Still Friends: Haverim Members Rekindle Harrisburg Connection

By Adam Grobman

Though Janice Apple Malett has not lived in Harrisburg for more than fifty years, she has fond memories of the Jewish community that she grew up in - from the Kosher bakery that her parents Bess and Moe Apple owned with her aunt and uncle Dorothy and Jerry Pollack to spending summer days at Green Hills to the Jewish shabbatons of her youth.

“My parents would host fifteen of my brother’s fraternity members, all sleeping on our living room floor,” she recalls. “Dad would come home from the store on Sunday with about twenty dozen bagels, lox, and cream cheese to feed them all.”

It was all part of the giving and welcoming nature of the community, she says. This was best exemplified by the way in which Holocaust survivors, like her Hebrew school teachers at the 3rd Street JCC (then known as “the Y”), were blended into the neighborhood.

“One day after Hebrew School, the lobby was filled with people who had been brought in as displaced persons from the war,” she says. “My memories of Harrisburg are of a very giving community that embraced people who had lost so much – and those people in turn contributed so much.”

Though she left Harrisburg at the age of 17 – she now lives in Somers, NY - she has always felt a connection to the town where she grew up, tethered by frequent visits to family and friends still living here. Now, as a member of the Harrisburg Haverim Society, those bonds feel even stronger.

The Harrisburg Haverim Friends Donor Society is an initiative of the Jewish Federation of Greater Harrisburg to engage former residents who still have strong connections and commitment to the Harrisburg Jewish community.

The initiative was started shortly after the 2011 flood of the JCC, says David Raffel, the unofficial chair of the project.

“The goal is, first and foremost, to get more Harrisburg ex-pats involved in helping the community, because it was such an important aspect of our lives,” he says.

David, who made Aliyah in 2019 after living in Kansas City, leads the grant making effort, coordinated through the Federation and Jewish Community Foundation of Central PA that is at the core of the initiative. Those that have moved away can join the society by making an annual gift to the Federation’s campaign of at least $180, and receive votes in the grant process based on their giving levels.

“This year, we gave out almost $3000 to four different organizations in the area,” he says. Projects that have been funded include The Campus of the Jewish Home’s Meet Your Neighbor Program, Federation’s Holiday Happenings, Temple Ohev Sholom’s spring event, and The Silver Academy’s monthly Rosh Chodesh Program.

Haverim Society also leads the Legacy Hall initiative, in which members of the community can be honored in the Harrisburg JCC by friends and family. David’s father, Maish, was one of the first honorees.

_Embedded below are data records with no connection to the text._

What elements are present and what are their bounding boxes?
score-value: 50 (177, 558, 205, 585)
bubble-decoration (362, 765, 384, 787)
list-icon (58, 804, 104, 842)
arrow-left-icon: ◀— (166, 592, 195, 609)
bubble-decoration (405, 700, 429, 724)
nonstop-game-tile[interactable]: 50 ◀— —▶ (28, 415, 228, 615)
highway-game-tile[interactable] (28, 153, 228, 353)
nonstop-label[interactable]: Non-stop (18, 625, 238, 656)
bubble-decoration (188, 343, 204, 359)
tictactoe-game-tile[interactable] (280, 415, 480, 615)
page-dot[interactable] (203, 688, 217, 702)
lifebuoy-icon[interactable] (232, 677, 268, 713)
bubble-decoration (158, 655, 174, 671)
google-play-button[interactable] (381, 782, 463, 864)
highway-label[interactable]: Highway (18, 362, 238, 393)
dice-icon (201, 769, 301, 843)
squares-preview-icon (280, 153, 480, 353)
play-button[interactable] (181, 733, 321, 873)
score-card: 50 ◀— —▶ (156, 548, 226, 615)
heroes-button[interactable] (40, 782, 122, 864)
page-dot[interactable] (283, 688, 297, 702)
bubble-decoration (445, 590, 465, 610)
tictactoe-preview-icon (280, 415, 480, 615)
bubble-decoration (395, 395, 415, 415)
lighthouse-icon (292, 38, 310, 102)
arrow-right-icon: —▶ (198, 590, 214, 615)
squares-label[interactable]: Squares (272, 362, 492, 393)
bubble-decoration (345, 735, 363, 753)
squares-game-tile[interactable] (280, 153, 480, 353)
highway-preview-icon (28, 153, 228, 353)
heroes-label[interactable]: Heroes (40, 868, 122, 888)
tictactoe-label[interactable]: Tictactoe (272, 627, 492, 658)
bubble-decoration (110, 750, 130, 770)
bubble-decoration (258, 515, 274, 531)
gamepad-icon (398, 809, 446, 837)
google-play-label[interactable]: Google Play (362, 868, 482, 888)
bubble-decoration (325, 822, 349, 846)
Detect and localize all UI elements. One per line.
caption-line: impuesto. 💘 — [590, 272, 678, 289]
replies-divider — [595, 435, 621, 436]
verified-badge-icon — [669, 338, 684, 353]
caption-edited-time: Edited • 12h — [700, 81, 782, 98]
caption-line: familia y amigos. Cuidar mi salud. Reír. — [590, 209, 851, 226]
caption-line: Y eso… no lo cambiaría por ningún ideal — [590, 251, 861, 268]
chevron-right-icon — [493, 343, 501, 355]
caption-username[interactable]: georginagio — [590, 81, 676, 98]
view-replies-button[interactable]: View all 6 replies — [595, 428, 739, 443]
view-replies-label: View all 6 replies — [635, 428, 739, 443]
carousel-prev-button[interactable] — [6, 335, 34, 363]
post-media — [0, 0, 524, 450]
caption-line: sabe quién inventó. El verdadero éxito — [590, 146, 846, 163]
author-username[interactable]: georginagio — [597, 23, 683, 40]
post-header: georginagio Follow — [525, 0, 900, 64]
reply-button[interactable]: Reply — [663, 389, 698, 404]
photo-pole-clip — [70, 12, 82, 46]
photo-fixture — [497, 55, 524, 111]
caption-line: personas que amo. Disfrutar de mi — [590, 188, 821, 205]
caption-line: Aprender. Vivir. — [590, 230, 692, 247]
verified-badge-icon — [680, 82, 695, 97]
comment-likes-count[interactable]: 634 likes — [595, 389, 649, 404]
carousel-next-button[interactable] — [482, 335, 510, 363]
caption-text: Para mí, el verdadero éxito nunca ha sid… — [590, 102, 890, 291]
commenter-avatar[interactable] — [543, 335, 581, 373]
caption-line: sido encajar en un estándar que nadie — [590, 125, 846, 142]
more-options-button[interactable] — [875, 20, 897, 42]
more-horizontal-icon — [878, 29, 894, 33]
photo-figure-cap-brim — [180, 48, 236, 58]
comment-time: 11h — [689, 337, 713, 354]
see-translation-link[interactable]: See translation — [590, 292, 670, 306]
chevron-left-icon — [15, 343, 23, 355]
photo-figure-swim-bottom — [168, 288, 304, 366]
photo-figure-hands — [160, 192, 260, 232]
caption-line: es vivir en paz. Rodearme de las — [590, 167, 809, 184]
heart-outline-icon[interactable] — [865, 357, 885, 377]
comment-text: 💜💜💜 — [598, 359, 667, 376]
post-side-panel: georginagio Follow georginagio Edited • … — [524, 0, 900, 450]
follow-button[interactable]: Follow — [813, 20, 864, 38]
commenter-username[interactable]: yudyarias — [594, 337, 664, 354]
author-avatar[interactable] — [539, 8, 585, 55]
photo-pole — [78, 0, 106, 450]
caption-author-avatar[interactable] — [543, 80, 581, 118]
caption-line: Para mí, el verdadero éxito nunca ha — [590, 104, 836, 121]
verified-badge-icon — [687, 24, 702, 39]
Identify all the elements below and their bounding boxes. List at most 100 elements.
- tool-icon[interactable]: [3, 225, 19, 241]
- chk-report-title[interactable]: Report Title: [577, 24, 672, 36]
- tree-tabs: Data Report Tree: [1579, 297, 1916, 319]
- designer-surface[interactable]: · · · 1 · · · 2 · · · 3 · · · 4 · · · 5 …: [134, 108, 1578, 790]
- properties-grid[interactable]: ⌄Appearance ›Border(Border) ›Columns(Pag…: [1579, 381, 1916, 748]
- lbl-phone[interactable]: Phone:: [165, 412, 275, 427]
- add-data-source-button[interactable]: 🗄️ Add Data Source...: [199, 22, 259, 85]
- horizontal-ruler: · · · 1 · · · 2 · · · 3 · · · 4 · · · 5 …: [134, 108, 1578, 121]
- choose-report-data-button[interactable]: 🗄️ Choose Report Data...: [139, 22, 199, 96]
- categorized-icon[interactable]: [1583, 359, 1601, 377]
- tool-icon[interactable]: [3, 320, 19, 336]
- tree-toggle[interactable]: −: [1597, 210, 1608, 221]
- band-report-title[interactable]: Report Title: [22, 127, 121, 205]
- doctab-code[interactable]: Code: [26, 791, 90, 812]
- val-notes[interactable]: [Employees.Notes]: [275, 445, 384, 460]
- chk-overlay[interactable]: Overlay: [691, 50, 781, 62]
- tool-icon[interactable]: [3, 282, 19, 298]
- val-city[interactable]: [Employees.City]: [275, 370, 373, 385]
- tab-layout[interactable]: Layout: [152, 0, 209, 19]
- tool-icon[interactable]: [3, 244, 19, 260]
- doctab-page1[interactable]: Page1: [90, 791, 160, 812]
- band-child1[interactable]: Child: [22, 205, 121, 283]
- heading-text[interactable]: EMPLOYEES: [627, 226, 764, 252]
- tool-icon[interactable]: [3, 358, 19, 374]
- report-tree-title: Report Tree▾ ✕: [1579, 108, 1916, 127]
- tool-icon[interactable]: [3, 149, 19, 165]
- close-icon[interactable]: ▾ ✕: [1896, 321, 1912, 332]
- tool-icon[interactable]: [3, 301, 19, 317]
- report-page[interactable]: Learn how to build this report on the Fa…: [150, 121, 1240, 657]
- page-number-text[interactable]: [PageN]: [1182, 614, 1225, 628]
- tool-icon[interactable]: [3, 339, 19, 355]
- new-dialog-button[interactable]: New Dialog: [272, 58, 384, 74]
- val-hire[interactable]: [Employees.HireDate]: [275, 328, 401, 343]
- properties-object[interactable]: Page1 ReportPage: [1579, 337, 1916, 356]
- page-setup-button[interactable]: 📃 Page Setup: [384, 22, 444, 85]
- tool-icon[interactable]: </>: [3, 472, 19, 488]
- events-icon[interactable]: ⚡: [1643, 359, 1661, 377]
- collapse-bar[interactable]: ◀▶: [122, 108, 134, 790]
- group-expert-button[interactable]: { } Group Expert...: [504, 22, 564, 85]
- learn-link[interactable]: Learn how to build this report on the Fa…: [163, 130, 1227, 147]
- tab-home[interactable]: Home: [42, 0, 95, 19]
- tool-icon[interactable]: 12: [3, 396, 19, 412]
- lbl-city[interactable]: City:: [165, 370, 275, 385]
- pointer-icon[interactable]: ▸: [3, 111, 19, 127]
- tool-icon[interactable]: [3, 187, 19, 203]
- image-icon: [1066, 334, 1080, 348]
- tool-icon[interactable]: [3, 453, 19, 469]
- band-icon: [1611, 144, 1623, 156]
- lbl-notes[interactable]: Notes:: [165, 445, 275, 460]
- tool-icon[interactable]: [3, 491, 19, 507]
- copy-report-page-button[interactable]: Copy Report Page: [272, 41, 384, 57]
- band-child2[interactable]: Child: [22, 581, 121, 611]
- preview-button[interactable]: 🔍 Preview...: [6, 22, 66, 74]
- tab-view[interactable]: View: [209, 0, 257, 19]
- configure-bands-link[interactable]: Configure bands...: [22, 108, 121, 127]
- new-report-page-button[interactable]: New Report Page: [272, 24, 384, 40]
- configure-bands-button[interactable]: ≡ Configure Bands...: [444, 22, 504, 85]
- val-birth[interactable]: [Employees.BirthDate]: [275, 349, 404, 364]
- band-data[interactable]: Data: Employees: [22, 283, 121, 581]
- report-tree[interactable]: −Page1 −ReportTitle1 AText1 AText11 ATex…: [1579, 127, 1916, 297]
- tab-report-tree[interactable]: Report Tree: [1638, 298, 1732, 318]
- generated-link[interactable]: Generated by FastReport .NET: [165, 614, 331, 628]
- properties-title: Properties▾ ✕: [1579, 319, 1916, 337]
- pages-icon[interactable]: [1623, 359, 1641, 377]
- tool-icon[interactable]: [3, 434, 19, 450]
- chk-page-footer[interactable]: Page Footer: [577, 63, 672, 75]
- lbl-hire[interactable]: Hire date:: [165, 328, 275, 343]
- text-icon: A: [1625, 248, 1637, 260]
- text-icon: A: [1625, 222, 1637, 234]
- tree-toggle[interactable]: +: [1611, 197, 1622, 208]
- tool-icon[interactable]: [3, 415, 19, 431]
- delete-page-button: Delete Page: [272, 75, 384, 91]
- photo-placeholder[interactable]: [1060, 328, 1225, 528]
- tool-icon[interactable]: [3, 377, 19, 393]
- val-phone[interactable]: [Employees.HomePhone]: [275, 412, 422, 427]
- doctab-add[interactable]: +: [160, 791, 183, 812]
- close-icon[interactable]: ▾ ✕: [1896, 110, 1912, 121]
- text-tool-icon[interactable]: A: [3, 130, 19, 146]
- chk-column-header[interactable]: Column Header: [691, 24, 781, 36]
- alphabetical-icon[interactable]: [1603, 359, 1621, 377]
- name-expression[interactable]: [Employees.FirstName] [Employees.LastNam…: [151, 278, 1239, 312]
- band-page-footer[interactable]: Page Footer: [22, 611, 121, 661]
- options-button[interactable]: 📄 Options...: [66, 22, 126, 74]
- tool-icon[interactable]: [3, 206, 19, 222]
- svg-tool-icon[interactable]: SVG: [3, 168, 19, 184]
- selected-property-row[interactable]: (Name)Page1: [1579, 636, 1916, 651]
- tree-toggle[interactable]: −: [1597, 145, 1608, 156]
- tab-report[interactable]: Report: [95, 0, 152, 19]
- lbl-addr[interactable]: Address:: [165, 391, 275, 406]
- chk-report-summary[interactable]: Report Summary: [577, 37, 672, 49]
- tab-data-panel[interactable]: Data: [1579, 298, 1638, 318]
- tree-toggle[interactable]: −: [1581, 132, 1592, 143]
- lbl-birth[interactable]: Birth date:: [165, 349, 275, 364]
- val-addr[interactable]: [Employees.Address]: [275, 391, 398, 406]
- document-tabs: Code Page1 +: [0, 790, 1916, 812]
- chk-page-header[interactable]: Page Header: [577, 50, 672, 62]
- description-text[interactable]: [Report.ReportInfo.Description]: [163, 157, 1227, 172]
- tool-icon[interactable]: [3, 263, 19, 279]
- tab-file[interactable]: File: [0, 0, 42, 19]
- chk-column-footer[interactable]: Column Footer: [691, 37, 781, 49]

All of this leads to increased participation and connection between Harrisburg and its “diaspora.”

“I feel that I’m very connected to the Jewish community,” David says. “It’s a wonderful feeling to give back to the organizations that were so important to my development in the early stages of my life.”

Janice agrees.

“I want the current kids to have the same wonderful memories of Purim carnivals, model seders, and mother’s frying latkes that I have,” she says.

And though the programs she experienced may have evolved over the years, they still impart the same values that she has carried throughout her life and beyond Harrisburg.

“The things that resonated with me and helped me grow and develop were the Jewish education, philanthropy, helping others in need – I would like to see that continue to be perpetuated in the community,” she says. “My connection and feelings about Harrisburg are out there in a lot of people.”